Celeste era un amico di famiglia, aveva la pelle così appiccicosa che in estate le mosche vi si attaccavano sopra le zone di pelle scoperte dagli abiti, spesso sulle braccia e sul cranio pelato. Era un amico di mio padre, ricordo le loro giocate a scala quaranta nelle serate in cui la luce lunare a un certo punto diventava più forte della luce artificiale. Io guardavo e mangiavo popcorn, mi divertiva vedere gli insetti della campagna attratti dalla testa luccicante di Celeste. A volte vi rimanevano appiccicate grosse falene, allora le afferravo delicatamente dal corpicino per non rovinare le ali e le ributtavo alla luna. Pensavo che la luna fosse la madre delle falene. A volte quando giocavano a carte e mi annoiavo, prendevo un cestino di palline da ping pong, mi sedevo sulla poltrona in finta pelle a torso nudo e pantaloncini, con la luna alle mie spalle, e tiravo le palline addosso a Celeste. La testa valeva cento punti, le spalle cinque, le braccia uno. Mi veniva da ridere perché a volte riuscivo ad appiccicargli addosso anche venti palline, e sembrava una rana con addosso le uova di luna. Una sera aspettammo Celeste fino a tardi, non vedendolo arrivare, mio padre uscì verso la strada.

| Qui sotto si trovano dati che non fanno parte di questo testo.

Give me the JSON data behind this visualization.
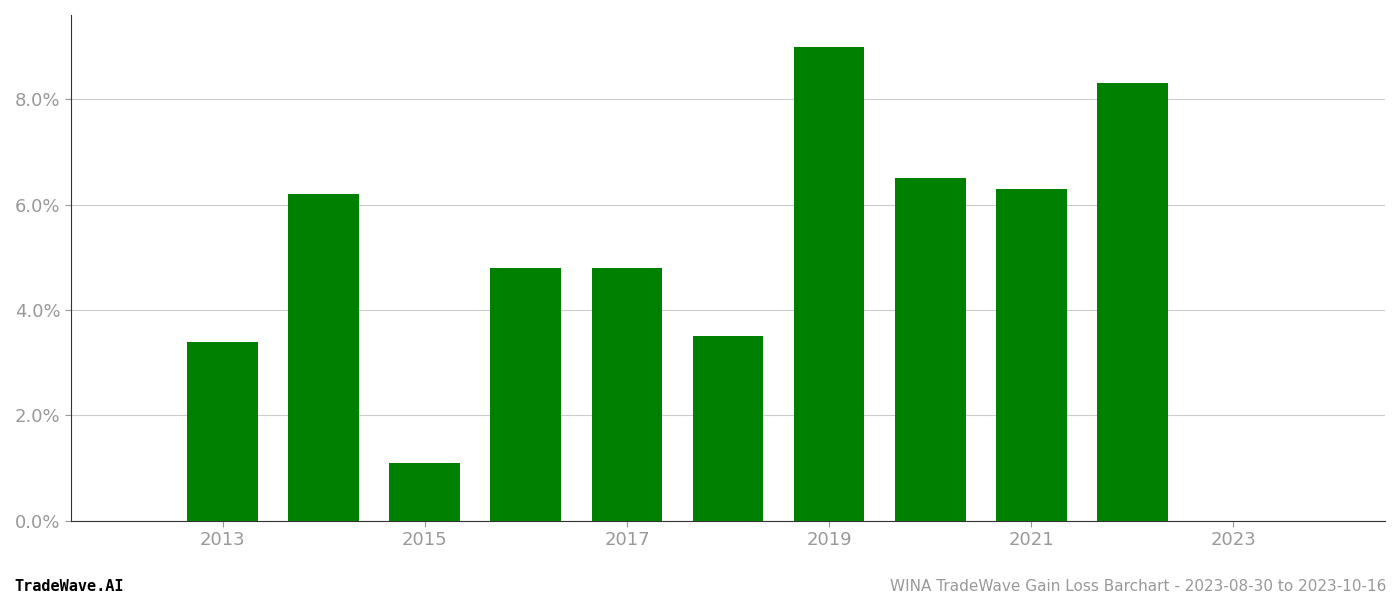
{
  "years": [
    2013,
    2014,
    2015,
    2016,
    2017,
    2018,
    2019,
    2020,
    2021,
    2022,
    2023
  ],
  "values": [
    0.034,
    0.062,
    0.011,
    0.048,
    0.048,
    0.035,
    0.09,
    0.065,
    0.063,
    0.083,
    null
  ],
  "bar_color": "#008000",
  "background_color": "#ffffff",
  "ylim": [
    0,
    0.096
  ],
  "yticks": [
    0.0,
    0.02,
    0.04,
    0.06,
    0.08
  ],
  "xtick_labels": [
    "2013",
    "2015",
    "2017",
    "2019",
    "2021",
    "2023"
  ],
  "xtick_positions": [
    2013,
    2015,
    2017,
    2019,
    2021,
    2023
  ],
  "footer_left": "TradeWave.AI",
  "footer_right": "WINA TradeWave Gain Loss Barchart - 2023-08-30 to 2023-10-16",
  "grid_color": "#cccccc",
  "spine_color": "#333333",
  "tick_color": "#999999",
  "footer_fontsize": 11,
  "bar_width": 0.7,
  "xlim_left": 2011.5,
  "xlim_right": 2024.5
}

-Vieni a vedere Andrea! Sulla testa di Celeste si è attaccata la luna!-
Era una luna grande come tutto il campo, Celeste era disteso sul prato e la luna sembrava un cappello gigantesco. Mio padre tirava Celeste dalle mani ed io spingevo la luna verso il cielo. Era farinosa e calda, riuscimmo a staccarla dalla testa appiccicosa di Celeste, e lei rimase sospesa nel campo. Corsi in casa, andai a prendere le mie palline da ping pong, riuscii a tirarle sulla luna, mentre lentamente si alzava per andare a occupare il suo posto. -Ho fatto un milione di punti!- Urlai. E mentre la luna saliva, si formò una nube di falene attorno alla loro madre. E le mie venti palline, se strizzo forte gli occhi, mi sembra ancora di vederle.